Mas na COVID-19 é possível que o vírus entre no cérebro e no sistema nervoso. Note-se que muitos outros vírus que infectam humanos fazem isso, incluindo outros coronavírus.
No cérebro entram coronavírus demais
O canadense Pierre Talbot estuda coronavírus desde os anos 80. Grande parte de seu trabalho tem se concentrado em dois coronavírus conhecidos por infectar humanos: HCoV-OC43 e HCoV-229E, ambos causadores do resfriado comum.

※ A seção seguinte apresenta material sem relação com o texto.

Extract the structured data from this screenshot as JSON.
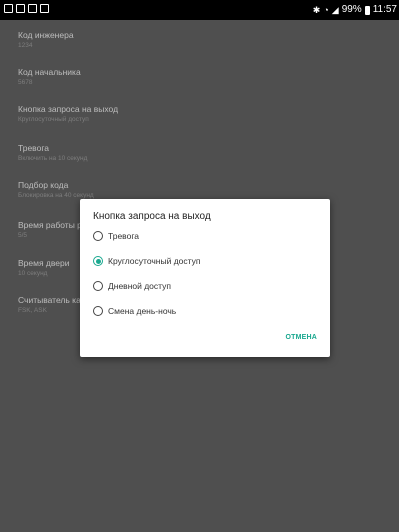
{
  "status_bar": {
    "left_icons": [
      "gallery-icon",
      "message-icon",
      "email-icon",
      "shop-icon"
    ],
    "right_text": "99%",
    "time": "11:57",
    "right_icons": [
      "bluetooth-icon",
      "wifi-icon",
      "signal-icon",
      "battery-icon"
    ]
  },
  "settings": [
    {
      "title": "Код инженера",
      "subtitle": "1234"
    },
    {
      "title": "Код начальника",
      "subtitle": "5678"
    },
    {
      "title": "Кнопка запроса на выход",
      "subtitle": "Круглосуточный доступ"
    },
    {
      "title": "Тревога",
      "subtitle": "Включить на 10 секунд"
    },
    {
      "title": "Подбор кода",
      "subtitle": "Блокировка на 40 секунд"
    },
    {
      "title": "Время работы р",
      "subtitle": "5/5"
    },
    {
      "title": "Время двери",
      "subtitle": "10 секунд"
    },
    {
      "title": "Считыватель ка",
      "subtitle": "FSK, ASK"
    }
  ],
  "dialog": {
    "title": "Кнопка запроса на выход",
    "options": [
      {
        "label": "Тревога",
        "selected": false
      },
      {
        "label": "Круглосуточный доступ",
        "selected": true
      },
      {
        "label": "Дневной доступ",
        "selected": false
      },
      {
        "label": "Смена день-ночь",
        "selected": false
      }
    ],
    "cancel_label": "ОТМЕНА",
    "accent_color": "#19a88f"
  }
}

"Sabemos que ambos podem entrar no sistema nervoso e no cérebro. Quando coloco [o OC43] no nariz de ratos, o vírus vai diretamente ao cérebro através do nervo olfativo", afirmou Talbot. E, uma vez atingido o cérebro, "ele se espalha por toda a massa encefálica, matando neurônios e podendo causar encefalite".
Efeitos semelhantes têm sido observados, embora muito raramente, em pessoas infectadas com o coronavírus HCoV-OC43, segundo Talbot.
O coronavírus SARS, que grassou em 2002 e 2003, pareceu agir de forma semelhante. Autópsias realizadas após o fim da epidemia revelaram sua presença em todos os cérebros.
Outras hipóteses
"Também é possível que os sintomas neurológicos sejam causados pela falta de oxigênio", opina por seu turno Sanjay Mukhopadhyay, da Clínica de Cleveland, em Ohio (EUA).
"Isso também pode explicar por que alguns pacientes que sobreviveram à COVID-19, depois de estarem na UTI em suporte de vida, podem apresentar sinais de danos cerebrais", observa Frontera.
A resposta imunológica do próprio corpo a uma infecção também pode causar danos ao cérebro: uma reação excessiva do sistema imunológico pode levar ao chamado choque de citocinas, uma ativação extrema das células imunitárias que pode levar a mais inflamação e danos aos órgãos.
© FOTO / ARQUIVO NACIONAL DE MICRORGANISMOS PATOGÊNICOS DA CHINA
Primeira foto do novo coronavírus feita com microscópio eletrônico por cientistas chineses
Mas, com base nas evidências que temos até agora, "é razoável supor que o vírus entre no cérebro", diz o neurologista Avindra Nath, que adianta ser "absolutamente essencial que aprendamos como o vírus ataca o cérebro".
Atualmente, há muitas terapias antivirais em desenvolvimento para a COVID-19 que se concentram nos pulmões. Mas levar medicamentos para o cérebro é um desafio totalmente diferente, por ter de se vencer a barreira hematoencefálica, a camada protetora do cérebro que controla o que pode e o que não pode entrar no cérebro.
"E a maioria dos medicamentos não consegue fazê-lo", observou Nath.
Sequelas duradouras
Se o vírus chegar ao cérebro, pode ter consequências neurológicas a longo prazo.
Sabe-se que alguns vírus podem se esconder em neurônios e se reativar causando doenças mais tarde na vida. Este é o caso do vírus do herpes simples, que permanece nos neurônios e pode se reativar ao longo da vida.
"Não é impossível que o novo coronavírus possa ter o mesmo tipo de persistência no cérebro", afirma Talbot, e que "quando reativado, possa causar doenças neurológicas", acrescentou.
Impacto a longo prazo
Para além disso, alguns efeitos neurológicos podem ter um impacto duradouro nas pessoas que se recuperam da COVID-19. Derrames e convulsões podem causar danos cerebrais com consequências a longo prazo, e muitas pessoas que sofrem tais consequências necessitarão de acompanhamento e reabilitação.
Alguns dos pacientes de Frontera que tiveram que usar respiradores artificiais já estão mostrando sinais de sérios danos cerebrais, ao ponto de "a chance de eles acordarem parecer extremamente baixa", diz ela.
Além de uma perda temporária do olfato e do paladar, a maioria dos efeitos neurológicos parece ocorrer apenas em casos muito graves de COVID-19.
Mas, "mesmo que atinja apenas em uma pequena porcentagem de indivíduos [...], não devemos levar isso de ânimo leve", concluiu Nath.